Сестра тем временем обняла меня за плечи и подтолкнула к столу.
— Элесит… — шепнула она мне на ухо, — сестрица, скажи, как ты себя чувствуешь?
— Прекрасно чувствую, — удивилась вопросу я. Сестра была не из тех, кого беспокоит здоровье близких. — А почему ты спрашиваешь?
— Вчера отец приходил, — ещё тише прежнего прошептала сестра. — Очень встревоженный, сказал, что тебе нужна помощь, а единственный на всё ваше Ведомство патент стоит больше, чем он успел скопить для тебя. Сказал, что на этой работе ты растеряла всё своё здоровье. Я смотрю сейчас — похудела, осунулась, бледная… И глаза какие-то…
— Какие глаза? — резче, чем следовало, спросила я.
— Голодные, — помедлив, определила сестра. — Как будто ты не ешь вдоволь, я у свёкра в доме насмотрелась на бедняков. Вот у них такие глаза. И у нищих на храмовых ступен…
— Я не нищая! — взвилась я, но сестра, к моему удивлению, и не пыталась меня задеть. — Постой, отец приходил к вам. Так, значит, это твой муж…
— Да, — кивнула сестра, и на её губах мелькнула улыбка гордости и счастья, от которого вчуже становилось страшно. Бог удачи наказывает тех, кто вот так вот безмятежно улыбается… — Мы дали сколько могли, и, потом, матери не станут заказывать новую шубу, отец собирался сделать подарок.
— Не стоило того, — процедила я.
— Перестань, Элесит, — отмахнулась сестра. — Кому ж о тебе позаботиться, как не семье, не родным?
— Кому друг о друге заботиться, как не родным людям? — громко спросил её муж, и мы обернулись в ту сторону.

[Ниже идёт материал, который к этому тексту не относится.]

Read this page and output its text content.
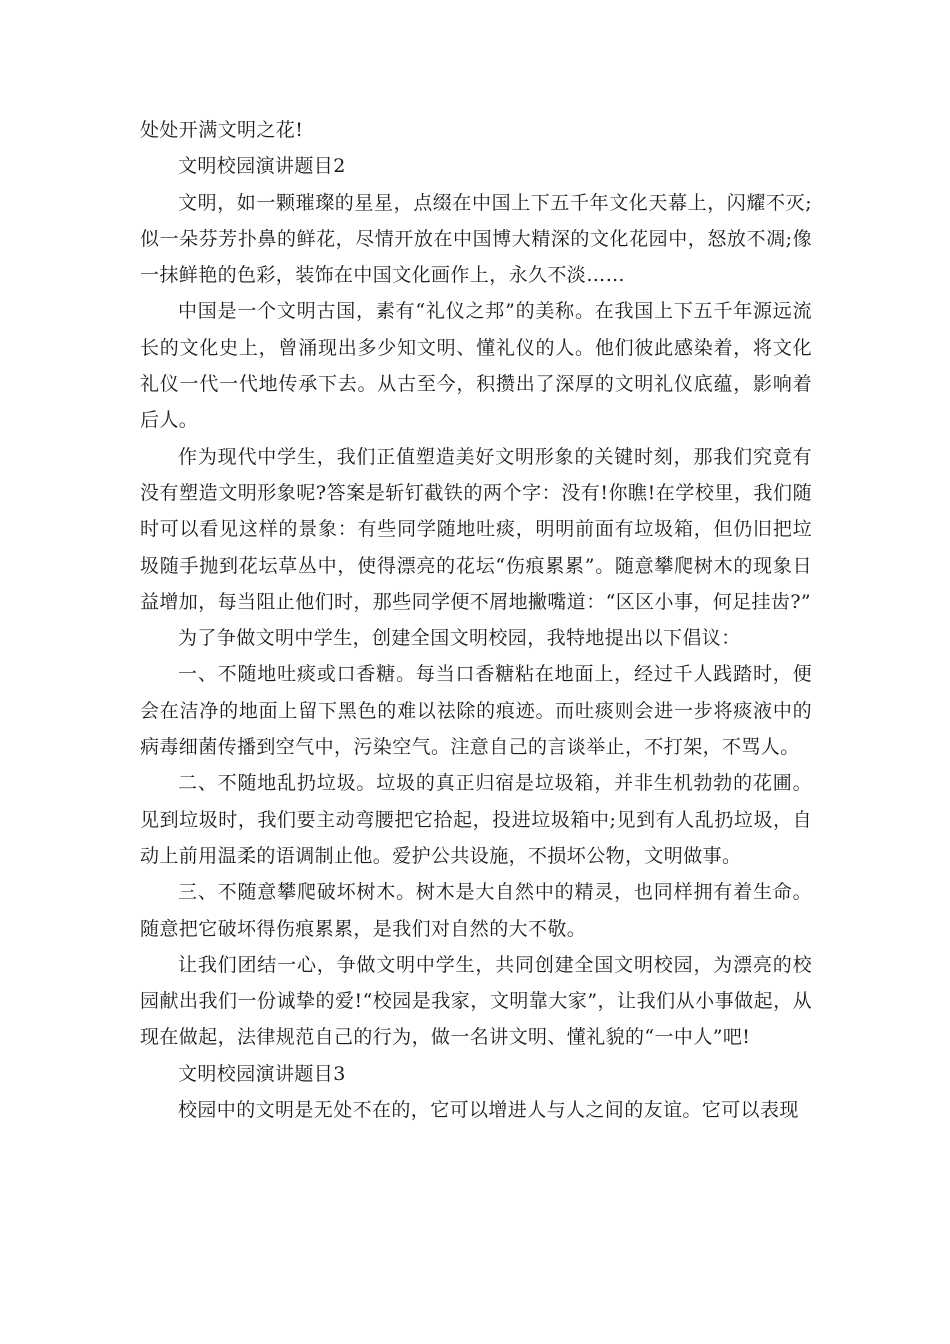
处处开满文明之花!

文明校园演讲题目2

文明，如一颗璀璨的星星，点缀在中国上下五千年文化天幕上，闪耀不灭;似一朵芬芳扑鼻的鲜花，尽情开放在中国博大精深的文化花园中，怒放不凋;像一抹鲜艳的色彩，装饰在中国文化画作上，永久不淡……

中国是一个文明古国，素有“礼仪之邦”的美称。在我国上下五千年源远流长的文化史上，曾涌现出多少知文明、懂礼仪的人。他们彼此感染着，将文化礼仪一代一代地传承下去。从古至今，积攒出了深厚的文明礼仪底蕴，影响着后人。

作为现代中学生，我们正值塑造美好文明形象的关键时刻，那我们究竟有没有塑造文明形象呢?答案是斩钉截铁的两个字：没有!你瞧!在学校里，我们随时可以看见这样的景象：有些同学随地吐痰，明明前面有垃圾箱，但仍旧把垃圾随手抛到花坛草丛中，使得漂亮的花坛“伤痕累累”。随意攀爬树木的现象日益增加，每当阻止他们时，那些同学便不屑地撇嘴道：“区区小事，何足挂齿?”

为了争做文明中学生，创建全国文明校园，我特地提出以下倡议：

一、不随地吐痰或口香糖。每当口香糖粘在地面上，经过千人践踏时，便会在洁净的地面上留下黑色的难以祛除的痕迹。而吐痰则会进一步将痰液中的病毒细菌传播到空气中，污染空气。注意自己的言谈举止，不打架，不骂人。

二、不随地乱扔垃圾。垃圾的真正归宿是垃圾箱，并非生机勃勃的花圃。见到垃圾时，我们要主动弯腰把它拾起，投进垃圾箱中;见到有人乱扔垃圾，自动上前用温柔的语调制止他。爱护公共设施，不损坏公物，文明做事。

三、不随意攀爬破坏树木。树木是大自然中的精灵，也同样拥有着生命。随意把它破坏得伤痕累累，是我们对自然的大不敬。

让我们团结一心，争做文明中学生，共同创建全国文明校园，为漂亮的校园献出我们一份诚挚的爱!“校园是我家，文明靠大家”，让我们从小事做起，从现在做起，法律规范自己的行为，做一名讲文明、懂礼貌的“一中人”吧!

文明校园演讲题目3

校园中的文明是无处不在的，它可以增进人与人之间的友谊。它可以表现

Зять спорил с нашим отцом, и по тону его речей можно было понять: он хочет, чтобы разговор их слышали все. — Вы приняли меня в свою семью, и теперь ваши заботы — мои заботы. Разве братья и сёстры считаются куском хлеба? Нет, они делят всё и молят богов о ниспослании нового дня и новой пищи.
— Болтун, — процедила я, но так тихо, что меня не услышала даже сестра.

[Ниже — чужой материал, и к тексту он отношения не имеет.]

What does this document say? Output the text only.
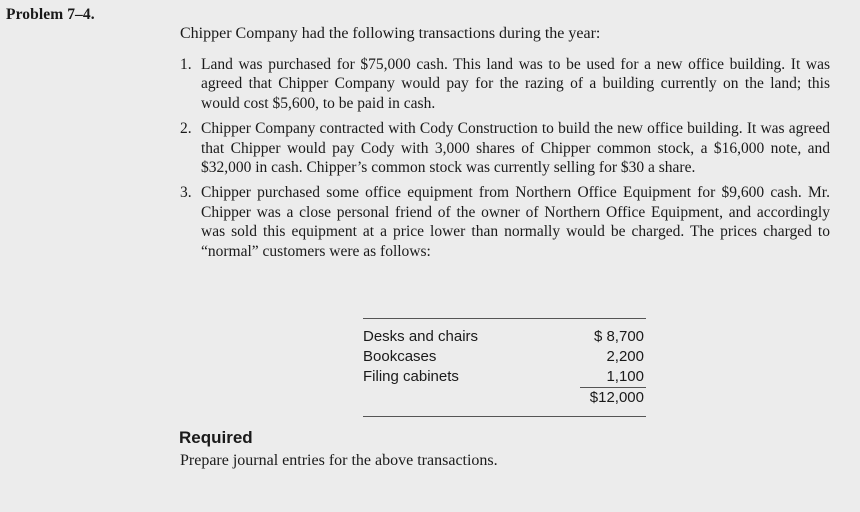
Problem 7–4.
Chipper Company had the following transactions during the year:
1. Land was purchased for $75,000 cash. This land was to be used for a new office building. It was agreed that Chipper Company would pay for the razing of a building currently on the land; this would cost $5,600, to be paid in cash.
2. Chipper Company contracted with Cody Construction to build the new office building. It was agreed that Chipper would pay Cody with 3,000 shares of Chipper common stock, a $16,000 note, and $32,000 in cash. Chipper’s common stock was currently selling for $30 a share.
3. Chipper purchased some office equipment from Northern Office Equipment for $9,600 cash. Mr. Chipper was a close personal friend of the owner of Northern Office Equipment, and accordingly was sold this equipment at a price lower than normally would be charged. The prices charged to “normal” customers were as follows:
Desks and chairs	$ 8,700
Bookcases	2,200
Filing cabinets	1,100
$12,000
Required
Prepare journal entries for the above transactions.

— Ты не так-то богат, сынок, — улыбнулся наш отец. — Через год я верну тебе долг, а пока — благодарю за помощь и за твои прекрасные слова.

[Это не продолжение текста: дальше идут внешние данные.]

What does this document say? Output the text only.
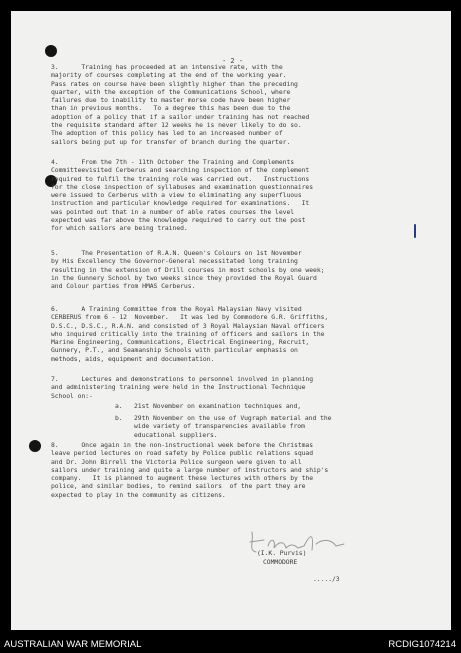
- 2 -
3.      Training has proceeded at an intensive rate, with the
majority of courses completing at the end of the working year.
Pass rates on course have been slightly higher than the preceding
quarter, with the exception of the Communications School, where
failures due to inability to master morse code have been higher
than in previous months.   To a degree this has been due to the
adoption of a policy that if a sailor under training has not reached
the requisite standard after 12 weeks he is never likely to do so.
The adoption of this policy has led to an increased number of
sailors being put up for transfer of branch during the quarter.
4.      From the 7th - 11th October the Training and Complements
Committeevisited Cerberus and searching inspection of the complement
required to fulfil the training role was carried out.   Instructions
for the close inspection of syllabuses and examination questionnaires
were issued to Cerberus with a view to eliminating any superfluous
instruction and particular knowledge required for examinations.   It
was pointed out that in a number of able rates courses the level
expected was far above the knowledge required to carry out the post
for which sailors are being trained.
5.      The Presentation of R.A.N. Queen's Colours on 1st November
by His Excellency the Governor-General necessitated long training
resulting in the extension of Drill courses in most schools by one week;
in the Gunnery School by two weeks since they provided the Royal Guard
and Colour parties from HMAS Cerberus.
6.      A Training Committee from the Royal Malaysian Navy visited
CERBERUS from 6 - 12  November.   It was led by Commodore G.R. Griffiths,
D.S.C., D.S.C., R.A.N. and consisted of 3 Royal Malaysian Naval officers
who inquired critically into the training of officers and sailors in the
Marine Engineering, Communications, Electrical Engineering, Recruit,
Gunnery, P.T., and Seamanship Schools with particular emphasis on
methods, aids, equipment and documentation.
7.      Lectures and demonstrations to personnel involved in planning
and administering training were held in the Instructional Technique
School on:-
a.   21st November on examination techniques and,
b.   29th November on the use of Vugraph material and the
wide variety of transparencies available from
educational suppliers.
8.      Once again in the non-instructional week before the Christmas
leave period lectures on road safety by Police public relations squad
and Dr. John Birrell the Victoria Police surgeon were given to all
sailors under training and quite a large number of instructors and ship's
company.   It is planned to augment these lectures with others by the
police, and similar bodies, to remind sailors  of the part they are
expected to play in the community as citizens.
(I.K. Purvis)
COMMODORE
...../3
AUSTRALIAN WAR MEMORIAL	RCDIG1074214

— Не бывать этому! — заявил сын королевского судьи, совершая великолепный ораторский жест, наверняка подсмотренный у произносивших речи защитников. — Отец, прошу вас, примите мой дар, и забудем о нём. Кто знает, однажды, быть может, и мне потребуется семейная поддержка…
На этих словах зять покосился на меня. Я встретила его взгляд и кивнула. Ну, да, чего уж тут думать: когда у него появилась возможность обзавестись своим человеком в Ведомстве, медлить дорогой братец не стал. Верни мы ему долг, он потерял бы всякое право на моё особое отношение, а так… Но семья есть семья, и брат, каким бы он ни был, остаётся братом.
— Прошу всех к столу! — вмешалась мать. Её губы улыбались, а глаза тревожно поглядывали на меня. Как там её дочь? В своём ли уме? Не поздно ли они спохватились?
— Благодарю, — постаралась улыбнуться я. — Отец, матушка, нет слов, чтобы передать, как я вам обязана.
Мать поспешила ко мне и крепко обняла на глазах у всех, нисколько не смущаясь столь открытым проявлением чувств.
— Мы всегда будем с тобой, — прошептала она. Я обняла её в ответ, пряча ото всех выступившие на глазах слёзы.
— Я виновата, — шепнула я. — Мне не следовало уходить.
— Забудь.
На этом перешёптывание пришлось прервать, и я была торжественно усажена на почётное место. День ещё не склонился к вечеру, когда в мою честь подняли кубки и полилось из кувшинов вино. Нет, в юности успех мне виделся вовсе не таким, но что теперь делать? Выбора у меня не было.